To the best of our knowledge, this is one of the few studies investigating whether variations in treatment organization prompt differences in preoperative expectations and self-efficacy and, eventually, postoperative patient satisfaction. This study will be followed by a larger prospective study, entitled “Hip Across,” the objective of which is to investigate more deeply the influence of health system and patient characteristics on expectations and outcomes in THA patients in the Northern Dutch-German border region [30]. That study will present a mixed-method design, incorporating a quantitative longitudinal paired design, where patients will complete questionnaires at three distinct time points: preoperatively and 3 and 6 months postoperatively.
The current study’s results align with the study of Lingard et al. [19]. However, their study was performed on TKA patients. Their findings suggest that Australian patients had higher expectations of better functioning after surgery compared to patients from the United States and the United Kingdom. However, no differences were found regarding postoperative outcomes between the countries. In our study, we saw a similar pattern in which preoperative differences in expectations and self-efficacy between Germany and the Netherlands did not result in differences in postoperative satisfaction. Similarly, Füssenich et al. [10] found no differences in postoperative satisfaction 12 months after THA between German and Dutch patients. An additional strong point of our study was the use of psychometrically well-evaluated assessment tools in both the German and Dutch languages [17,32]. A major constraint of the present study was the presence of missing data. Yet, to address this limitation, a comprehensive process of data imputation was employed with the help of an experienced statistician (RS).
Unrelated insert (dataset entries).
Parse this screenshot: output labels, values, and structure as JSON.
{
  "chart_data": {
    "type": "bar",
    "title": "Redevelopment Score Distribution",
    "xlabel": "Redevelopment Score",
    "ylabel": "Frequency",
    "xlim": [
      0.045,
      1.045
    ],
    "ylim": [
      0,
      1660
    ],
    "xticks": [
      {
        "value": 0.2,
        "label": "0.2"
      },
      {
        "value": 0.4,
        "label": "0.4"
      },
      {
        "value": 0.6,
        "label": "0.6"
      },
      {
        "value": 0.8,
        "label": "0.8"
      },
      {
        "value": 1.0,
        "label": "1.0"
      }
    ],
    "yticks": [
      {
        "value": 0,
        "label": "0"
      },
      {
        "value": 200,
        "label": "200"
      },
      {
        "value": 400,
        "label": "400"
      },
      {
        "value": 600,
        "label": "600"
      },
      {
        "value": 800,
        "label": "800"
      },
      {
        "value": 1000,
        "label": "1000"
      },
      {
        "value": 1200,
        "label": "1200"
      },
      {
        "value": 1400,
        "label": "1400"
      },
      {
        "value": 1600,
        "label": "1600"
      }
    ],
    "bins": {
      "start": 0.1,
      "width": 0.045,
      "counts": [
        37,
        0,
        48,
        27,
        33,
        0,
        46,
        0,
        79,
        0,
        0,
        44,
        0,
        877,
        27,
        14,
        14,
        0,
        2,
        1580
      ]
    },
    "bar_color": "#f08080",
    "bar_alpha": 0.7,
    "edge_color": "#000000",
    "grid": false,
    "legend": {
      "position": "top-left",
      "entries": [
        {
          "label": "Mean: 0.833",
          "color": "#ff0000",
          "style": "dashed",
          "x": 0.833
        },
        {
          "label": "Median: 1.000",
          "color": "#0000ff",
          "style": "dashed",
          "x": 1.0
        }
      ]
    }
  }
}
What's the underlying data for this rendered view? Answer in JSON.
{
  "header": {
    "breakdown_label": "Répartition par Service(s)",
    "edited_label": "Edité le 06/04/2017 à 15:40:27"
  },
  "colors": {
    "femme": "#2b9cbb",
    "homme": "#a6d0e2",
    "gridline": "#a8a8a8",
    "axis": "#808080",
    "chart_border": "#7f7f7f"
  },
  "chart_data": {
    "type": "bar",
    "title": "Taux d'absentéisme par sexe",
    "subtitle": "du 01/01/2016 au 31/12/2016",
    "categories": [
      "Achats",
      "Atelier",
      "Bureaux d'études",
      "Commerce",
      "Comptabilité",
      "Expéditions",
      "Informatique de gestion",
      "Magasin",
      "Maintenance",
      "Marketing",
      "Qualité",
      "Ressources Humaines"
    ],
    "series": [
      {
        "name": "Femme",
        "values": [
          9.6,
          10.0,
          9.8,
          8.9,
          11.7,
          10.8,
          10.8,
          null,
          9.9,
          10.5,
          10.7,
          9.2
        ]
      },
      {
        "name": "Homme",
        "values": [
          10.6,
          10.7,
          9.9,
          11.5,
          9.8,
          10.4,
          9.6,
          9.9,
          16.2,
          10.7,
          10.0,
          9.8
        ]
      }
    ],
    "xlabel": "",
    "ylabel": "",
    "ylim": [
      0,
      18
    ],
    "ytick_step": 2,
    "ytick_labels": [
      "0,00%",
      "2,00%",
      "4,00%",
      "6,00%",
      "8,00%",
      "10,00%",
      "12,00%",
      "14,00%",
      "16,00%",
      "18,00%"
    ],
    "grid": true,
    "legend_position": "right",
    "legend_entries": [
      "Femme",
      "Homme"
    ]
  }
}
This approach was necessitated by the observation that, in the German dataset, the initial 36 patients were inadvertently presented with a dichotomous question (i.e., a "yes/no" response) to assess their satisfaction. This method was employed instead of the intended 0-10 NRS. Consequently, the results obtained through this process were imputed, with specific constraints implemented to mitigate the impact on the study's outcomes.
Conclusions
In conclusion, based on the current study's results, the different ways in which THA management is organized in Germany versus the Netherlands seem to influence preoperative expectations and self-efficacy. Yet eventually that does not lead to differences in postoperative satisfaction. Overall, preoperative quality of life and functioning in sports do have a positive association with postoperative satisfaction.